Невероятно огромная и внушительная система натяжных блоков возвестила о нашем появлении в вестибюле, который вел к палатам первого этажа. Справа находились рычаги, контролировавшие систему, а за столом дежурной медсестры виднелись громадные грузы-противовесы. Сеть кабелей тянулась до потолка, а потом шла по потолку вдоль коридора; в каждую палату ответвлялся свой кабель. Кульминацией были тысячефунтовые железные двери. Веб-сайт предупреждал: не шутите с системой блоков. Один подросток, исследовавший ее в одиночку, оказался заперт по другую сторону двери. Его тело нашли шесть месяцев спустя.

Конечно, я не нуждалась в предупреждениях. Отец много раз рассказывал мне и братьям, насколько опасно это старое здание. Прежде чем заняться уголовным правом, он вел судебное дело против собственников этого участка и городских властей, представляя семью погибшего мальчика. Он должен был выиграть дело; у него было полным-полно доказательств. Но судья по необъяснимым причинам вынес решение не в пользу семьи мальчика. Может, в суде пришли к выводу, что парень сам был виноват. Может, подумали, что город нуждается в уроке.

Все, о чем я могла думать, — каково услышать, как захлопываются эти двери, почувствовать вибрацию гниющего пола, когда тысячи фунтов железа отрезают тебя от жизни. Каково знать, что никто за тобой не придет. Каково умирать голодной смертью.

Рэчел и Клэр пришли в еще больший восторг, когда мы миновали громадные связки кабелей и рычаги. Щелк. Вспышка осветила огромный вестибюль. Мы с Джудом вместе шли за ними, держась середины похожего на пещеру помещения. Слева и справа были палаты, и я не хотела к ним приближаться.

Мы двое шли медленно, луч фонарика Джуда танцевал на стенах. Мы приблизились к непроглядно-черной дыре, разверзшейся впереди. Когда Рэчел и Клэр исчезли за углом, я пошла быстрее — меня ужаснуло, что я потеряю их в лабиринте проходов. Но Джуд остановился и слегка дернул меня за пояс джинсов. Я обернулась. Он ухмыльнулся.

— Нам необязательно идти за ними, знаешь ли.

— Спасибо, но я видела достаточно фильмов ужасов и знаю, что разделяться не лучшая затея.

Я снова двинулась вперед, но он не выпустил меня.

— Серьезно, тут нечего бояться. Это просто старый дом.

Не успела я ответить, как Джуд схватил меня за руку и потащил за собой. Его фонарик осветил номер комнаты перед нами.
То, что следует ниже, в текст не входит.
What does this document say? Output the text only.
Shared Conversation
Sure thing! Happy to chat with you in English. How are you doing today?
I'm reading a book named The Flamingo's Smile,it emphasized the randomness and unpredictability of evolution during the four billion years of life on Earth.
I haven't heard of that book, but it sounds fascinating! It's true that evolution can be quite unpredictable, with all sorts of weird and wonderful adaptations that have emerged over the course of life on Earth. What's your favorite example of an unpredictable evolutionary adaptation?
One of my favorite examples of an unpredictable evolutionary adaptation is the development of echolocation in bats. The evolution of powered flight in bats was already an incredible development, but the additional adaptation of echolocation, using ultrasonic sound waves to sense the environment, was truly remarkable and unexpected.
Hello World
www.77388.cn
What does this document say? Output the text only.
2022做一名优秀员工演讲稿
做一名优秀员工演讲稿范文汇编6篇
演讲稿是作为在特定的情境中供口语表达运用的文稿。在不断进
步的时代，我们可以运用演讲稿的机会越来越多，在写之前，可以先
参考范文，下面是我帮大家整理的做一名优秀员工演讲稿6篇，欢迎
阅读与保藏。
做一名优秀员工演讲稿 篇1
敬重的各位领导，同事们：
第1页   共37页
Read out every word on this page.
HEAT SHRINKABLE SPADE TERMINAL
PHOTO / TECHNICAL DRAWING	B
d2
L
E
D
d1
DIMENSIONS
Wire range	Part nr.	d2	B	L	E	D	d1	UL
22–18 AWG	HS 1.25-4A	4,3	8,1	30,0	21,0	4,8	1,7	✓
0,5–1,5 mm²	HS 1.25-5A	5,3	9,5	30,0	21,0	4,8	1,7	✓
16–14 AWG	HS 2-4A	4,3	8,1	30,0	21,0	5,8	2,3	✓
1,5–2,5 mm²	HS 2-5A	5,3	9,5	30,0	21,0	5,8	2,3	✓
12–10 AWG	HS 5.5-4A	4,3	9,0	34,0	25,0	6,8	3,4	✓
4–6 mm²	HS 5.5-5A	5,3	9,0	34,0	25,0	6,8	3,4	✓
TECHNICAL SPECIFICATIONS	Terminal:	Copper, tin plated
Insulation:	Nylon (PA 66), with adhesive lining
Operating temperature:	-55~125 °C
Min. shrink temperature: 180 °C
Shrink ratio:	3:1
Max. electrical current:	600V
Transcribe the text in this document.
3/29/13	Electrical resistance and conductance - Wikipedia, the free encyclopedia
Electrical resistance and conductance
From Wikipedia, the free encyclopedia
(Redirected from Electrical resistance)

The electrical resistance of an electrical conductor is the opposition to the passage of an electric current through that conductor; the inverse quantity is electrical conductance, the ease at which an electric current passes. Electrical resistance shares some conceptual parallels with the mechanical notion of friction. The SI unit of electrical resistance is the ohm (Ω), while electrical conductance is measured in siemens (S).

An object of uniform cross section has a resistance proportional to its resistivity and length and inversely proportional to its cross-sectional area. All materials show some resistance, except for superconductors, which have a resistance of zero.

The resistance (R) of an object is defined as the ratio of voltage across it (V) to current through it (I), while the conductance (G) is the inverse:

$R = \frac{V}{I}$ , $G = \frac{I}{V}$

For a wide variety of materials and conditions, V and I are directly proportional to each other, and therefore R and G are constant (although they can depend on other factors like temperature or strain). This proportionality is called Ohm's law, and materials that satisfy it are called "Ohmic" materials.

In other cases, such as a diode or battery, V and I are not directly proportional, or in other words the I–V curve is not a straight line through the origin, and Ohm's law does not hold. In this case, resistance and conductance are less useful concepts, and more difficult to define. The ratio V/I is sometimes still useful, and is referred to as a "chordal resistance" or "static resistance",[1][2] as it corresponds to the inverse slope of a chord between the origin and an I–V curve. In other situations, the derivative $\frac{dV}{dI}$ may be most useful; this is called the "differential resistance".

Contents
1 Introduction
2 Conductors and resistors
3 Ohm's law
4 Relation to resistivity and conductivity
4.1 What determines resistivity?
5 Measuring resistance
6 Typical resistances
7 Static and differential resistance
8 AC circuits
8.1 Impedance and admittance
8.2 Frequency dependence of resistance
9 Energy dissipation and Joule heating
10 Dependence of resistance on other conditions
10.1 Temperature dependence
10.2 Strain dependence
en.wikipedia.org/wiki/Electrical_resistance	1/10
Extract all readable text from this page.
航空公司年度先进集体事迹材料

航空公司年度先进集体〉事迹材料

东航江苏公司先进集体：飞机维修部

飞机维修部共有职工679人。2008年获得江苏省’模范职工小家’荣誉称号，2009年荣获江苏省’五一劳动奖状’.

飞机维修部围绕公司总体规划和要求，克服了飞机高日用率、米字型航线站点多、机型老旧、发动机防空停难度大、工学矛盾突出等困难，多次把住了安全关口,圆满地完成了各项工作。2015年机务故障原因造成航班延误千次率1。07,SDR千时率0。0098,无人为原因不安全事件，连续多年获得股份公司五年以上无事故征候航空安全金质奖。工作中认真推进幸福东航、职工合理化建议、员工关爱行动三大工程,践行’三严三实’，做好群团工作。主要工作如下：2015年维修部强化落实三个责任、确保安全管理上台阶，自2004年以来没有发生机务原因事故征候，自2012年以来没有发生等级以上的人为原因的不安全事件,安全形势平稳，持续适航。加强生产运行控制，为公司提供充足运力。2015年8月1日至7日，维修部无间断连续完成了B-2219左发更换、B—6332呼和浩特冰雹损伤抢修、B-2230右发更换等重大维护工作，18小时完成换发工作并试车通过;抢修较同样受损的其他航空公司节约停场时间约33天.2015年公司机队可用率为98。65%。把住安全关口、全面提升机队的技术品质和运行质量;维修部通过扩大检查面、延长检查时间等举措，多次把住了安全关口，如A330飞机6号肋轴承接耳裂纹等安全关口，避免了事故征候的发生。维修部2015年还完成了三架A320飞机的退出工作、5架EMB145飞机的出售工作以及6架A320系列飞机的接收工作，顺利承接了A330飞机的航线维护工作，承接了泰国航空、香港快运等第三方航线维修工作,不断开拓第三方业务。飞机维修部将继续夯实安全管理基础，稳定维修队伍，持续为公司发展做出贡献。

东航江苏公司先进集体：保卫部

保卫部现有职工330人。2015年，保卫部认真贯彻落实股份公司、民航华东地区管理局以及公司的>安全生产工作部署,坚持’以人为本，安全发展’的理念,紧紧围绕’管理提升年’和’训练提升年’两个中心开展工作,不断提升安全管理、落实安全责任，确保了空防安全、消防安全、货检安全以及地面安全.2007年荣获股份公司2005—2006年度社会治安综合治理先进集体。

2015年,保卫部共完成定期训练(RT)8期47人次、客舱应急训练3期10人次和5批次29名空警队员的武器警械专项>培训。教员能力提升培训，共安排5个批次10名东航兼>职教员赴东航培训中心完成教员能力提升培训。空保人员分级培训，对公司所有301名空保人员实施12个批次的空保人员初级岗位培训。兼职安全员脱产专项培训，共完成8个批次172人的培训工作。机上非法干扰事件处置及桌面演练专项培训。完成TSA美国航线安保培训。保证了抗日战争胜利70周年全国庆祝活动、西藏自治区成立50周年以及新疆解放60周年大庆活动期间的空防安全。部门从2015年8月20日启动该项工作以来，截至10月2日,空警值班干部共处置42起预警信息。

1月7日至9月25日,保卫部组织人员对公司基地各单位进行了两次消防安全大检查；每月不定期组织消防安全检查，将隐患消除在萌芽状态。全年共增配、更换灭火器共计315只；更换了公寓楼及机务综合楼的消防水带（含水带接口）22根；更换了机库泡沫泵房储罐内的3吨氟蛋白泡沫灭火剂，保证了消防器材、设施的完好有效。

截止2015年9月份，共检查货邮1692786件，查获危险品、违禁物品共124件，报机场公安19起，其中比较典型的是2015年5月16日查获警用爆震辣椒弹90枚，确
Два-один-три.

— Эй, — прошептал он и втянул меня внутрь.

— Эй, — проворчала я.

Джуд вздернул бровь.

— Тебе нужно отвлечься от этого места.

Я пожала плечами и сделала шаг назад.

Зацепилась за что-то ногой и упала.

 

 

Я попыталась открыть глаза. Они были влажными и опухшими, и мир теперь казался темным, выполненным в голубовато-черных тонах. Я видела лишь фрагменты его. Мне было очень тепло, но я почему-то свернулась клубком.

— Мара? — спросил Ной.

Его лицо находилось всего в дюймах от моего. Голова моя лежала у него на плече, в ложбинке у шеи. Он нес меня на руках. Не в психушке. И не в Конвеншн-центре.

— Ной, — прошептала я.

— Я здесь.

Он усадил меня на пассажирское сиденье и, наклонившись, смахнул с моего лица несколько прядей. Он не сразу убрал руку.

— Что случилось? — спросила я, хотя сама это знала.

Я потеряла сознание, увидев прошлое. И теперь дрожала.

— Ты упала в обморок во время моего великолепного представления.

Ной говорил легкомысленным тоном, но явно был потрясен.

— Низкий уровень сахара в крови, — солгала я.

— Ты вопила.

И меня поймали на лжи.

Я откинулась на спинку пассажирского сиденья.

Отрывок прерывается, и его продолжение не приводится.